|
Welcome To My Website Kebajikan (De 德)......KEBAJIKAN ( De 德 ) Mengucapkan Xin Nian Kuai Le (新年快乐) 2571 / 2020...Xīnnián kuàilè, zhù nǐ jiànkāng chángshòu, zhù nǐ hǎo yùn..Mohon Maaf Blog ini masih dalam perbaikan....Dalam era kebebasan informasi sekarang, hendaknya kita dapat lebih bijak memilah, mencerna dan memilih informasi yang akurat. Kami menempatkan kepentingan pembaca sebagai prioritas utama. Semangat kami adalah memberikan kontribusi bagi pembaca agar dapat meningkatkan Etika dan Moral dalam kehidupan serta meningkatkan Cinta kasih tanpa pamrih pada sesama baik dalam lingkup lingkungan sekitar maupun lingkup dunia dan menyajikan keberagaman pandangan kehidupan demi meningkatkan pemahaman dan penghargaan terhadap kehidupan. Tanpa dukungan Anda kami bukan siapa-siapa, Terima Kasih atas kunjungan Anda

Minggu, 25 Januari 2015

Kita Membesarkan Anak-anak, Bukan Memelihara Bunga

 


KEBAJIKAN ( De 德 )Dalam mendiidik anak, hendaknya kita bisa lebih bijaksana, karena membesarkan anak-anak, bukan seperti memelihara bunga, jendela kaca, piring ataupun botol susu dan sebagainya, seperti dilansir dari Secretchina.

Ada seorang anak laki-laki, berusia tiga tahun lebih melakukan “hal yang buruk”, ia menuangkan semangkuk sup panas ke dalam pot bunga yang mahal harganya, yang baru dibawa pulang oleh ayahnya dari kota bunga dengan susah payah.

Ayahnya sangat marah, anak ini terlalu nakal, melihat ayahnya sibuk mencari sapu, bocah yang baru berusia 3 tahun itu pun menangis histeris saking takutnya.
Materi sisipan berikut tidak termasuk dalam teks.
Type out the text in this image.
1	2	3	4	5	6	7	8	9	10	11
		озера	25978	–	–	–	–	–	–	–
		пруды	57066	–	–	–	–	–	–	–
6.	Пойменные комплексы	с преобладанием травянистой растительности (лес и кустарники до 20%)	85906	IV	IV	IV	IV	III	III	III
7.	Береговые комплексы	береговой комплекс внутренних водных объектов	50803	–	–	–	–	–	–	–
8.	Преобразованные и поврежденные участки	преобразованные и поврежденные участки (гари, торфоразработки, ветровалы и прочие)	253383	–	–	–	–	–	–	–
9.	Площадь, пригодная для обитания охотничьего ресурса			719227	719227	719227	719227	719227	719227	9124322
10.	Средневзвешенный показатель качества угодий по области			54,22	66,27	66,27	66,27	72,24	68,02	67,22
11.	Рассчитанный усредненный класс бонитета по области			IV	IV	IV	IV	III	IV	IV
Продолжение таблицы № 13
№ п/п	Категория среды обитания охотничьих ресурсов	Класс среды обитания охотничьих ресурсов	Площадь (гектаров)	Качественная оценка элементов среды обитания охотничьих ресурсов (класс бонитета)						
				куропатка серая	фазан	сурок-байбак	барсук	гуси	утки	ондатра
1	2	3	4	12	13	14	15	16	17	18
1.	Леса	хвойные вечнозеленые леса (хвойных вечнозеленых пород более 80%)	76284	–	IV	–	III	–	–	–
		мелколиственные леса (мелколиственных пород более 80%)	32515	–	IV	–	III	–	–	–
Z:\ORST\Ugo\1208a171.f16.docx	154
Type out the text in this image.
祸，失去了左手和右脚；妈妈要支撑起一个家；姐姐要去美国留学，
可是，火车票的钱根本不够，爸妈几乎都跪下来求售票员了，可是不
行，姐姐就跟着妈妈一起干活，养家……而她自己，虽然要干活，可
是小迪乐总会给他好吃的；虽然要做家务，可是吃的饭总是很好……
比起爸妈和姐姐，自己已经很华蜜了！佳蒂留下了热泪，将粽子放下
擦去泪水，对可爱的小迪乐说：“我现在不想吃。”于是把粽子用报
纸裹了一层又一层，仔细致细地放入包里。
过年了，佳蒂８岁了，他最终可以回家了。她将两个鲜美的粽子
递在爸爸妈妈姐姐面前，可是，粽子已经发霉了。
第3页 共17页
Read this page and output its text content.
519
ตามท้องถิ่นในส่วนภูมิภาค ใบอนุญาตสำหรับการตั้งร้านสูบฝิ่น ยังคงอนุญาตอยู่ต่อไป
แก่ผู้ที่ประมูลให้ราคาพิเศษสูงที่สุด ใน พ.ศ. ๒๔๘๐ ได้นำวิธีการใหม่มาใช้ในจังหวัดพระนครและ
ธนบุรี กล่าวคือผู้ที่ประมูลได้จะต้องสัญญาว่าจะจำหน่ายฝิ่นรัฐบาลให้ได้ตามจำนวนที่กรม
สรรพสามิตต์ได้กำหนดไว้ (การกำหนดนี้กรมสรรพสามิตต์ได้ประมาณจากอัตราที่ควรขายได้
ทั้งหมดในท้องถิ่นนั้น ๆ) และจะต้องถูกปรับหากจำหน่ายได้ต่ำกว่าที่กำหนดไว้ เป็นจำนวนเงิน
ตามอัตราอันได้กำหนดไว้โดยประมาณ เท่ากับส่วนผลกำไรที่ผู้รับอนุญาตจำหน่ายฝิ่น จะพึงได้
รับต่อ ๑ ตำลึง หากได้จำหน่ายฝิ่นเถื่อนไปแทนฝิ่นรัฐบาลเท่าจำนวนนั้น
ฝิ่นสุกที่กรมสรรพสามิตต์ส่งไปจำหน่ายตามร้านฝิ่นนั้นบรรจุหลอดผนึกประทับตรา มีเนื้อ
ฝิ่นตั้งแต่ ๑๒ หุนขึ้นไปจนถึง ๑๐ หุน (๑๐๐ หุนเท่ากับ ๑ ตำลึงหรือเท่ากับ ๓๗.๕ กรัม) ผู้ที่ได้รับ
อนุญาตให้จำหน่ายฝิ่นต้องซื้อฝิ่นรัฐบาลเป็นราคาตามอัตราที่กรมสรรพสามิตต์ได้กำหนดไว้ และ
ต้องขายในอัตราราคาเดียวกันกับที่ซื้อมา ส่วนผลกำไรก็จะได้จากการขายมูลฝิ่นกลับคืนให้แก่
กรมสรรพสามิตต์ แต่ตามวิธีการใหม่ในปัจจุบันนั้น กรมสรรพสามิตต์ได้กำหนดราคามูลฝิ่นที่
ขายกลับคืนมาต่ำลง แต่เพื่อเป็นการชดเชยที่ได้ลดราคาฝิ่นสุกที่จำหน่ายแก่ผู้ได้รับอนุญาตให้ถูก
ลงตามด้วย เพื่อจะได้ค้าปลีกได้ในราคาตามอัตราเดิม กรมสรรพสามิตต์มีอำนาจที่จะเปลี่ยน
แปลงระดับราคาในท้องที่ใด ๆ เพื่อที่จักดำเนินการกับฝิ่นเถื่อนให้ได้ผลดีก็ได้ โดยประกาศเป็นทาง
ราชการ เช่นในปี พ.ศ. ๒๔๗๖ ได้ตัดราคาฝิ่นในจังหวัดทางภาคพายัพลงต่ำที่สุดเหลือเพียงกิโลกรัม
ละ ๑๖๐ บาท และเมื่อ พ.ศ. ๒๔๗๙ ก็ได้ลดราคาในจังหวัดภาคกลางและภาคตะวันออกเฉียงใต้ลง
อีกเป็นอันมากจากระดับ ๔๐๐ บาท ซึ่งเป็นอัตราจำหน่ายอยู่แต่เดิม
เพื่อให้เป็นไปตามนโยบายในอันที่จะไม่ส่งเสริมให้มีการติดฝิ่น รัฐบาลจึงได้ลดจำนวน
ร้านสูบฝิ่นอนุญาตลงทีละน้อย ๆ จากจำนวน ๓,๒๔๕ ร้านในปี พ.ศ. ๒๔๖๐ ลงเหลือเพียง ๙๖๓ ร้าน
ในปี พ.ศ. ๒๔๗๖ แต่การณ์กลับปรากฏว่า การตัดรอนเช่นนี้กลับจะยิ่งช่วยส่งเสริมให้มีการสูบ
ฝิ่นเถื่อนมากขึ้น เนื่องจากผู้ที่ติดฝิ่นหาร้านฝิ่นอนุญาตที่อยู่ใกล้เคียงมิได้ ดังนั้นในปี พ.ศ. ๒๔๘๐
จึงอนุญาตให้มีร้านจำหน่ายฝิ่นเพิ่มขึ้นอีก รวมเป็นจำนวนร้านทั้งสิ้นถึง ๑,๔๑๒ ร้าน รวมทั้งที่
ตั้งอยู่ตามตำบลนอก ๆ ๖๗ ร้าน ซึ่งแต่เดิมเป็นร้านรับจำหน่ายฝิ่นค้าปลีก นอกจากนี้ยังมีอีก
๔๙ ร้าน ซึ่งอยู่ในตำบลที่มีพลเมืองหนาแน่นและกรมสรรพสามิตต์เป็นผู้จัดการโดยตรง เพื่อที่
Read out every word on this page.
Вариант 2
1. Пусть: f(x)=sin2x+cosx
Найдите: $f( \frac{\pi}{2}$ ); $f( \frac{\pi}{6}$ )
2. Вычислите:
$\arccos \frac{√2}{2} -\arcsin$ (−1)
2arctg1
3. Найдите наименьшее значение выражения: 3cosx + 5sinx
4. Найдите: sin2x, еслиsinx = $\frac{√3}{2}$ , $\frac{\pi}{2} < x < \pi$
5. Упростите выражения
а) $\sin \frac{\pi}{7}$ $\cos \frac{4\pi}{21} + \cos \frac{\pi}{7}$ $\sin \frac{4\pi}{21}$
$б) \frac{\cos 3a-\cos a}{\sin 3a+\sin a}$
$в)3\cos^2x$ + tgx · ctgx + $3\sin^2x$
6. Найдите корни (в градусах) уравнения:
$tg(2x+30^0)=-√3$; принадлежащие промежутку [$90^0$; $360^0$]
Tepat di saat itu, ibunya bergegas menahan ayahnya sambil berkata : “Kamu jangan lupa, kita sedang memelihara anak, bukan memelihara bunga!”

Mendengar kata-kata istrinya itu, sang ayah sadar : antara anak dan bunga, sebenarnya mana yang lebih penting, apalagi sebelum tahu jelas alasannya kenapa anak berbuat begitu, lantas naik pitam dan hendak memukulnya, apakah kebahagiaan dan harga diri anak itu tidak lebih penting daripada bunga itu sendiri.

Ibu si bocah kemudian berjongkok membantu menyeka air mata anaknya, dan dengan lembut bertanya padanya : “Sayang, kenapa menuangkan sup itu ke dalam pot?” 

Sambil menangis terisak si anak berkata : “Nenek bilang…..sup yang panas itu sangat bergizi….saya ingin bunga itu tumbuh tinggi ......” 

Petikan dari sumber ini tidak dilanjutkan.